HTTPS with TLS defeats MITM attacks at multiple layers:

• Authentication — The server's certificate, signed by a trusted CA, proves its identity. An attacker cannot forge this without compromising a CA.
• Key exchange — ECDHE key exchange ensures that even if the attacker can observe the handshake, they cannot derive the session keys without the private key material, which never crosses the network.
• Encryption — AES-GCM or ChaCha20-Poly1305 encrypts all data, making intercepted traffic unreadable.
• Integrity — AEAD ciphers include a Message Authentication Code (MAC) with every record. Any modification of ciphertext is detected and the record is rejected.
• Forward secrecy — Ephemeral key exchange means each session uses unique keys. Compromising the server's long-term key does not compromise past sessions.

This is why TLS is critical in the context of BGP security. A BGP hijack can reroute traffic through an attacker's network, but if that traffic is encrypted with TLS, the attacker still cannot read or modify it. They can disrupt connectivity (by dropping packets), but they cannot silently intercept the content.

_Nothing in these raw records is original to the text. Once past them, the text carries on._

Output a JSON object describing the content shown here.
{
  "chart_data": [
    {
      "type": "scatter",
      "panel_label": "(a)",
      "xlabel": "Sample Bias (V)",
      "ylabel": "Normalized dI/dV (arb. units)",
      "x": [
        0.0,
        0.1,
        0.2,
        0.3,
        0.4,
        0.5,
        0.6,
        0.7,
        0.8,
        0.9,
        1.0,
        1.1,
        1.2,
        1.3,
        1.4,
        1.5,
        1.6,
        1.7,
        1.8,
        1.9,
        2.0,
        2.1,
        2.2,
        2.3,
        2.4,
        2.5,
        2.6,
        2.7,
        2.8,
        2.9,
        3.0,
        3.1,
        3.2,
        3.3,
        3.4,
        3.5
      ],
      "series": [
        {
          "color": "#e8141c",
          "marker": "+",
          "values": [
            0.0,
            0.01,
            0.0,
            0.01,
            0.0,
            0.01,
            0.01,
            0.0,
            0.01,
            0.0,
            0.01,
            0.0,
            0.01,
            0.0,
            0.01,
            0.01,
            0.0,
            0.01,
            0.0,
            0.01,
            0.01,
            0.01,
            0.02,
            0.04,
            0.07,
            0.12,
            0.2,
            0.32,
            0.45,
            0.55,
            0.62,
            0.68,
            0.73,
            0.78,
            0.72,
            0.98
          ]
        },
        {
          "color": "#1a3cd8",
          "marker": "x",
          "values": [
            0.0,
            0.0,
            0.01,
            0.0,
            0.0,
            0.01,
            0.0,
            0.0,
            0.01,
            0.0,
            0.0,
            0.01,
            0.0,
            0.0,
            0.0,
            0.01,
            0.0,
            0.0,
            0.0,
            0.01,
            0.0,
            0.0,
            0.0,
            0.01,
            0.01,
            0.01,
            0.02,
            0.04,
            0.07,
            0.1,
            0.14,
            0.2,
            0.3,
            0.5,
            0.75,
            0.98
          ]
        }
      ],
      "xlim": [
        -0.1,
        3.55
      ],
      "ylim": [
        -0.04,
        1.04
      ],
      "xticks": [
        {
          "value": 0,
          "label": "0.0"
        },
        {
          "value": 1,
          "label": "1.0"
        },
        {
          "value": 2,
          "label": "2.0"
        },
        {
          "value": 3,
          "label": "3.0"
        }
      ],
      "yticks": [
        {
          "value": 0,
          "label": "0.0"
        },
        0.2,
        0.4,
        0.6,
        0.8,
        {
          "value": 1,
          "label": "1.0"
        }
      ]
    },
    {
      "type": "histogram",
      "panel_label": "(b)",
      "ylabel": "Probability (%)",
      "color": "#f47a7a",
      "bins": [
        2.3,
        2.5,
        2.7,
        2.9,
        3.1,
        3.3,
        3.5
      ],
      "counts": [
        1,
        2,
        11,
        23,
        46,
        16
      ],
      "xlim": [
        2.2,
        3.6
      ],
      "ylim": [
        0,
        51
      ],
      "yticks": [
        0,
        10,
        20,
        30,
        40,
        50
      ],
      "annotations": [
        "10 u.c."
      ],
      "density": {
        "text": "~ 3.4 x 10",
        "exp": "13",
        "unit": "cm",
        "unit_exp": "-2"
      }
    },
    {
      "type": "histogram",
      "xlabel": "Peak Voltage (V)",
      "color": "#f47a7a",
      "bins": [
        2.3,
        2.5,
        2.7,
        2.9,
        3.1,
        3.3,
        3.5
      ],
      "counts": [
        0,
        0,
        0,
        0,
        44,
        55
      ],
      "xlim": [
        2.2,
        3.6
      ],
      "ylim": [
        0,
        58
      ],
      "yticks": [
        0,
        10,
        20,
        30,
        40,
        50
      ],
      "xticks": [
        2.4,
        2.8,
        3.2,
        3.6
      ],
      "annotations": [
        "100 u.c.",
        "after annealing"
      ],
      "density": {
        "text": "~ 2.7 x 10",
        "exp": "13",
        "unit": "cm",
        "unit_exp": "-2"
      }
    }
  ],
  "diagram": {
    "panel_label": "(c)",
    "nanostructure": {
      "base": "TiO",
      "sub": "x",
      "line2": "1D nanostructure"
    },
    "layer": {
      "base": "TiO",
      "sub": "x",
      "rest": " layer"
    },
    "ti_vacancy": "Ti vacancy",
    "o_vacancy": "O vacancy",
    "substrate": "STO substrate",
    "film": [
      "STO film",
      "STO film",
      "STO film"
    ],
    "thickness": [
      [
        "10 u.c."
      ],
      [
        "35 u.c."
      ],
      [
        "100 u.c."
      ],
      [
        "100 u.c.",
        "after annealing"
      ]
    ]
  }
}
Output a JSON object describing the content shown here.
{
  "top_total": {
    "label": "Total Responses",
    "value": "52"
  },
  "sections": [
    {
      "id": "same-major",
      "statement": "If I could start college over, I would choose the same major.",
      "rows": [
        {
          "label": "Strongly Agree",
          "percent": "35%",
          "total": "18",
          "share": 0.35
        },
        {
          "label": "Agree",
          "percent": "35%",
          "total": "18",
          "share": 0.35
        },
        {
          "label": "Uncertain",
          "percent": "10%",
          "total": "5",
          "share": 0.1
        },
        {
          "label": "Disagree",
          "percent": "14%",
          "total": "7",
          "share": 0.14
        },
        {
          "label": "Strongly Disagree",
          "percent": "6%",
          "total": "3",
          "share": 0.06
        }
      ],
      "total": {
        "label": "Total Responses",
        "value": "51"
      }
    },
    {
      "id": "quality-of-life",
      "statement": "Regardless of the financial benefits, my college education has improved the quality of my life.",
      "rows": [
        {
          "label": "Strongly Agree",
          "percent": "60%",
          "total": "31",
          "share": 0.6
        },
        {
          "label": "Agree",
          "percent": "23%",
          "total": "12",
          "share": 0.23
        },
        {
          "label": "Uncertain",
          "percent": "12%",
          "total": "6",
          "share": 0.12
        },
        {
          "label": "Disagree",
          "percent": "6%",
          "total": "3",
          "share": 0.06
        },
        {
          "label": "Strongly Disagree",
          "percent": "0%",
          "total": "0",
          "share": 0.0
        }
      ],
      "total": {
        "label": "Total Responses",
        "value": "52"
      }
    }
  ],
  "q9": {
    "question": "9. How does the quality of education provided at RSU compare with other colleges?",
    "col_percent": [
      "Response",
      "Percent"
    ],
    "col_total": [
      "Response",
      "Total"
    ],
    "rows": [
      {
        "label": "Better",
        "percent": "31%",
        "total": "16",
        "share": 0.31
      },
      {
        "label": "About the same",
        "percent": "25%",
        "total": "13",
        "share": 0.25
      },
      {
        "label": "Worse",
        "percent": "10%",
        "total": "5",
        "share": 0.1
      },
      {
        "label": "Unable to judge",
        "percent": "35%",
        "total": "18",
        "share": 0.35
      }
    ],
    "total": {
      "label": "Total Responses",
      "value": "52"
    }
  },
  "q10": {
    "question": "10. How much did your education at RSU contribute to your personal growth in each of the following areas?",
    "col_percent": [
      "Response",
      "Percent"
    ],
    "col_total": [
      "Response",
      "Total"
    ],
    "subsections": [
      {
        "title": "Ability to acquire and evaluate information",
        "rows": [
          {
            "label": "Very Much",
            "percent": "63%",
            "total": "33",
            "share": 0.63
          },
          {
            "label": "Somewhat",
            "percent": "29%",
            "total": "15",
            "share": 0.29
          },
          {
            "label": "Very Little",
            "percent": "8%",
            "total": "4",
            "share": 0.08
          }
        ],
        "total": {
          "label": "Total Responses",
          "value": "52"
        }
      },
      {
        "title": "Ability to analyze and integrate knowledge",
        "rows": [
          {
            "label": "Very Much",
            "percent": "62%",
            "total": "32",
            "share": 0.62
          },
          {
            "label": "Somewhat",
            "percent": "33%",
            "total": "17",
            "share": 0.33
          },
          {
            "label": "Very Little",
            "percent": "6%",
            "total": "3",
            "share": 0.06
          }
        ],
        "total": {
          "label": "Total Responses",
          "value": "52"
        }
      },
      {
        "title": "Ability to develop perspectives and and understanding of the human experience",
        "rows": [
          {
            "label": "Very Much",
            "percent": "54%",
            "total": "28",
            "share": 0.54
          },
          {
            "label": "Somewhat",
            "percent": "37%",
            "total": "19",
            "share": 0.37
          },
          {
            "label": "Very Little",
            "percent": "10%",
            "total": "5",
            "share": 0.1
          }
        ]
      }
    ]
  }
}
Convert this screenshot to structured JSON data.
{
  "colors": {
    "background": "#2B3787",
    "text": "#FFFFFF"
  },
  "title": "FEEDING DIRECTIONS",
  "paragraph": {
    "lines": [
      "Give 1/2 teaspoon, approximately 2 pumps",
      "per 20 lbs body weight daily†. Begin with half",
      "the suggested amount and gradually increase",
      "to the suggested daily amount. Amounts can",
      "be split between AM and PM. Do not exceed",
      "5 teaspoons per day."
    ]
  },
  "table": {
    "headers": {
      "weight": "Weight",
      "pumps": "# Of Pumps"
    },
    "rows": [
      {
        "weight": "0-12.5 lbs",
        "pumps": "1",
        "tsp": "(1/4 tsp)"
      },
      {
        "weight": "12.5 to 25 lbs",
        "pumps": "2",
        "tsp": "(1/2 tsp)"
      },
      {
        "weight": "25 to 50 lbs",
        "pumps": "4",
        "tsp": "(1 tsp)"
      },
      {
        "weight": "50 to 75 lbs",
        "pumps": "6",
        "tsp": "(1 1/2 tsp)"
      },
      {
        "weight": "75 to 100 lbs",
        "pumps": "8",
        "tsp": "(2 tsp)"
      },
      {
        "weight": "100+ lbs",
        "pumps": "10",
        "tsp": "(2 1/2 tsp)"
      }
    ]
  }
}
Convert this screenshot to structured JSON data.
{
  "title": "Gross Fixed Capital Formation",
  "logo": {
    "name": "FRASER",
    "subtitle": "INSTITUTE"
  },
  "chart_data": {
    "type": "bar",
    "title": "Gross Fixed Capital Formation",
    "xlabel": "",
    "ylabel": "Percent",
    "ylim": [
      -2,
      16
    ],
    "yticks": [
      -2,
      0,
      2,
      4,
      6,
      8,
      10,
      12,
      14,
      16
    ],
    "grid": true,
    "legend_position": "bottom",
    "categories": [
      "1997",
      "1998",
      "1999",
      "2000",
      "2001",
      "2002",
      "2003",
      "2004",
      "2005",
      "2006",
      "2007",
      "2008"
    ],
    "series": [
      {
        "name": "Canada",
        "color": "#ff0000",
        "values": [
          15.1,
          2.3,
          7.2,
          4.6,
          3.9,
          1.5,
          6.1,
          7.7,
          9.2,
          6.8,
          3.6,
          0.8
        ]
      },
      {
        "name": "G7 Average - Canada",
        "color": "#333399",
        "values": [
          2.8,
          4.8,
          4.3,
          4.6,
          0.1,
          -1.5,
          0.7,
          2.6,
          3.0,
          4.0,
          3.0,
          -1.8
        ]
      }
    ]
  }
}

TLS transforms a routing-level attack into a denial-of-service at worst, rather than a full compromise of confidentiality.

TLS and DNS: Closing the Last Gap

Even with HTTPS securing web traffic, DNS queries traditionally travel unencrypted. An attacker who can see your DNS traffic knows which sites you are visiting, even if they cannot see the page content. DNS over HTTPS (DoH) and DNS over TLS (DoT) close this gap by encrypting DNS queries using the same TLS infrastructure.

The combination of HTTPS, DoH, and Encrypted Client Hello (ECH) moves toward a future where the only metadata visible to a network observer is the IP addresses of the communicating parties — and even those are routable via anycast CDN addresses shared across millions of sites.

See It in Action

TLS protects traffic, but the underlying network routing is visible through BGP. You can use the looking glass to see how traffic reaches the infrastructure that powers TLS — the certificate authorities, CDN providers, and DNS resolvers:

• AS13335 — Cloudflare, which provides TLS termination for millions of websites
• AS16509 — Amazon Web Services, hosts ACM (Amazon Certificate Manager)
• AS396982 — Google Trust Services, a major certificate authority
• 1.1.1.1 — Cloudflare's DNS resolver, reachable via DoH at https://cloudflare-dns.com/dns-query
• 8.8.8.8 — Google Public DNS, reachable via DoH at https://dns.google/dns-query

Every HTTPS connection to this very page was secured by TLS — the handshake negotiated a cipher suite, the server's certificate was validated up the chain to a trusted root, and the page content was encrypted with a unique session key. Look up any website's IP in the looking glass to see the AS path your encrypted traffic traverses on its way to the server.